Adding a helper image

I'm annotating a textcat model for text originating from PDFs. The visual format of each document is very different which makes it much easier to annotate based on the image rather than the plain text. Therefore, I'd like to be able to see the page as an image but have the text of the page saved in the db.

I'm a little stuck on how to implement this, please let me know if anyone has any suggestions.

hi @jordandavis!

Have you seen my colleague @ljvmiranda921's recent blog where he created a PDF processing workflow with Prodigy?

There is also an accompanying GitHub repo with a spaCy project and custom Prodigy recipes.

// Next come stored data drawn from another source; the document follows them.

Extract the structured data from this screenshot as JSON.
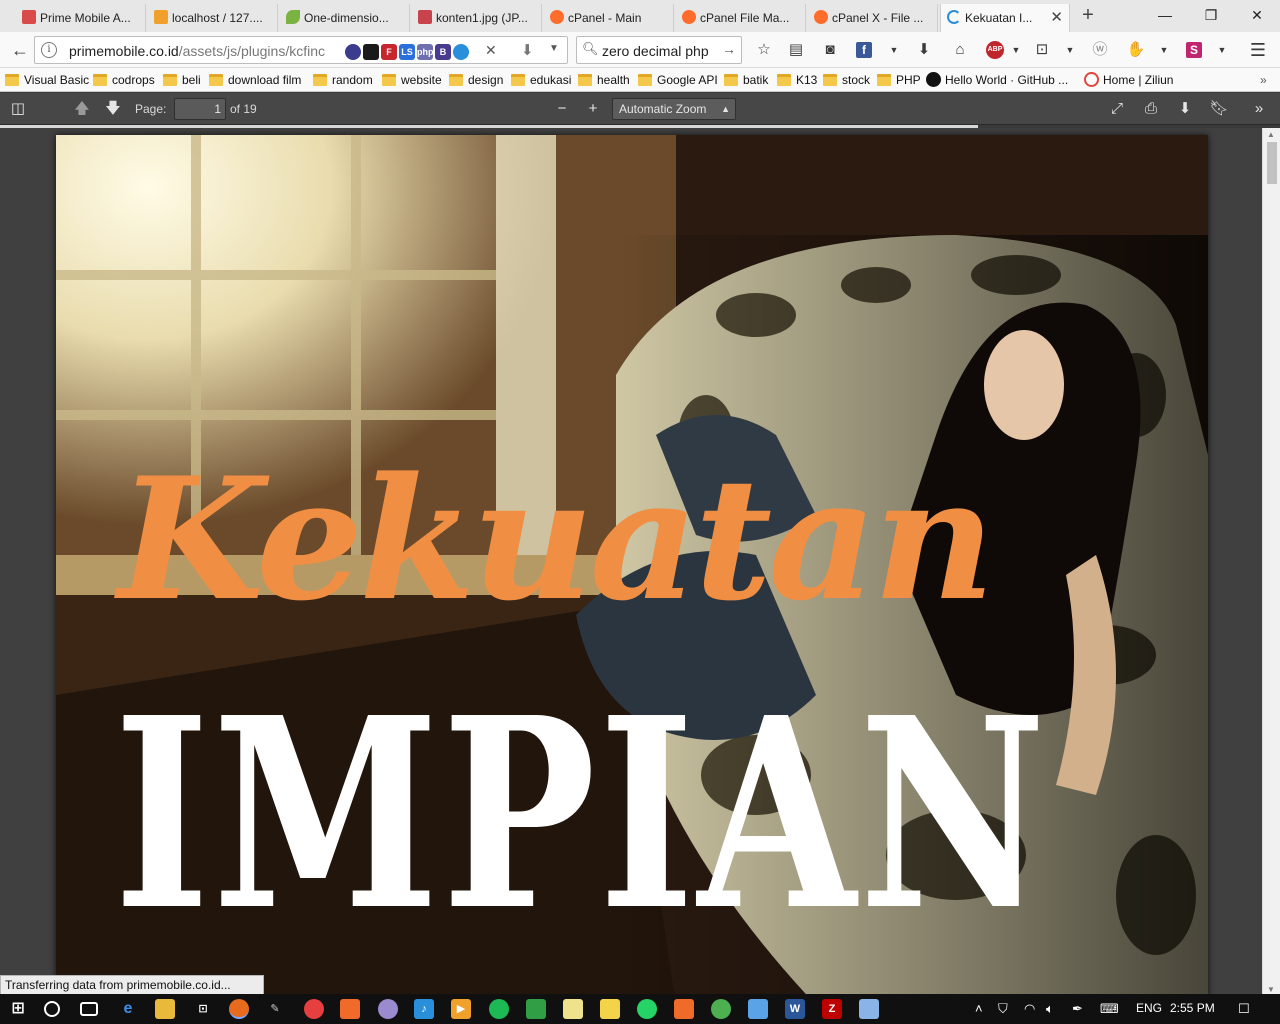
{
  "tabs": [
    {
      "label": "Prime Mobile A...",
      "favicon_color": "#d94b4b"
    },
    {
      "label": "localhost / 127....",
      "favicon_color": "#f1a12b"
    },
    {
      "label": "One-dimensio...",
      "favicon_color": "#7bb342"
    },
    {
      "label": "konten1.jpg (JP...",
      "favicon_color": "#c9434c"
    },
    {
      "label": "cPanel - Main",
      "favicon_color": "#ff6c2c"
    },
    {
      "label": "cPanel File Ma...",
      "favicon_color": "#ff6c2c"
    },
    {
      "label": "cPanel X - File ...",
      "favicon_color": "#ff6c2c"
    },
    {
      "label": "Kekuatan I...",
      "favicon_color": "#2a8fdb",
      "active": true
    }
  ],
  "window": {
    "minimize": "—",
    "restore": "❐",
    "close": "✕",
    "new_tab": "+"
  },
  "nav": {
    "url_host": "primemobile.co.id",
    "url_path": "/assets/js/plugins/kcfinc",
    "info_icon": "i",
    "search_value": "zero decimal php",
    "clear": "✕"
  },
  "bookmarks": [
    {
      "label": "Visual Basic",
      "type": "folder"
    },
    {
      "label": "codrops",
      "type": "folder"
    },
    {
      "label": "beli",
      "type": "folder"
    },
    {
      "label": "download film",
      "type": "folder"
    },
    {
      "label": "random",
      "type": "folder"
    },
    {
      "label": "website",
      "type": "folder"
    },
    {
      "label": "design",
      "type": "folder"
    },
    {
      "label": "edukasi",
      "type": "folder"
    },
    {
      "label": "health",
      "type": "folder"
    },
    {
      "label": "Google API",
      "type": "folder"
    },
    {
      "label": "batik",
      "type": "folder"
    },
    {
      "label": "K13",
      "type": "folder"
    },
    {
      "label": "stock",
      "type": "folder"
    },
    {
      "label": "PHP",
      "type": "folder"
    },
    {
      "label": "Hello World · GitHub ...",
      "type": "github"
    },
    {
      "label": "Home | Ziliun",
      "type": "site"
    }
  ],
  "pdf": {
    "page_label": "Page:",
    "current_page": "1",
    "page_count_text": "of 19",
    "zoom_value": "Automatic Zoom",
    "load_progress": 0.764,
    "title_script": "Kekuatan",
    "title_block": "IMPIAN"
  },
  "status_text": "Transferring data from primemobile.co.id...",
  "taskbar": {
    "language": "ENG",
    "clock": "2:55 PM"
  },
  "colors": {
    "accent_orange": "#f08f43",
    "pdf_toolbar": "#474747",
    "viewer_bg": "#404040"
  }
}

I have only dabbled with the project so I don't know all of the details, but it has been very popular with many Prodigy users. What's cool about the project is that it also uses HuggingFace's LayoutLMv3 that combines both text and image masking and fine tunes the model. The project uses the FUNDU dataset so likely to adapt this you'll need to learn how that dataset is structured and mimic it for your own data.

While this may not be a perfect solution, hopefully it provides a concrete idea of an approach. As you've probably seen, we typically recommend (see below) for pdfs either to OCR text and use that text in Prodigy or treat them as images.

Hope this helps and definitely keep us informed on whatever direction you go!

Currently we are working on an invoice processing problem where we need pdf annotation tools. We plan to use LayoutLM post annotation.

  1. Can we directly import the pdf and pdf's ocr file directly into Prodigy?
  2. Do you provide an export option which is compatible with LayoutLM?
  3. Do you provide active learning while doing the annotation?
  4. Do you support the training option for LayoutLM directly?

hi @Khadke_C,

I moved your post about @ljvmiranda921's post/project because I think my answer yesterday answers a lot of your questions.

Let us know if you have questions!

Thanks Ryan,

The blog post is super cool. I've been interested in getting into the Layout models but am trying to get a better understanding of Prodigy's workflow before I delve into more complicated projects. I managed to get the images to appear by adding the fetch_images wrapper on my stream.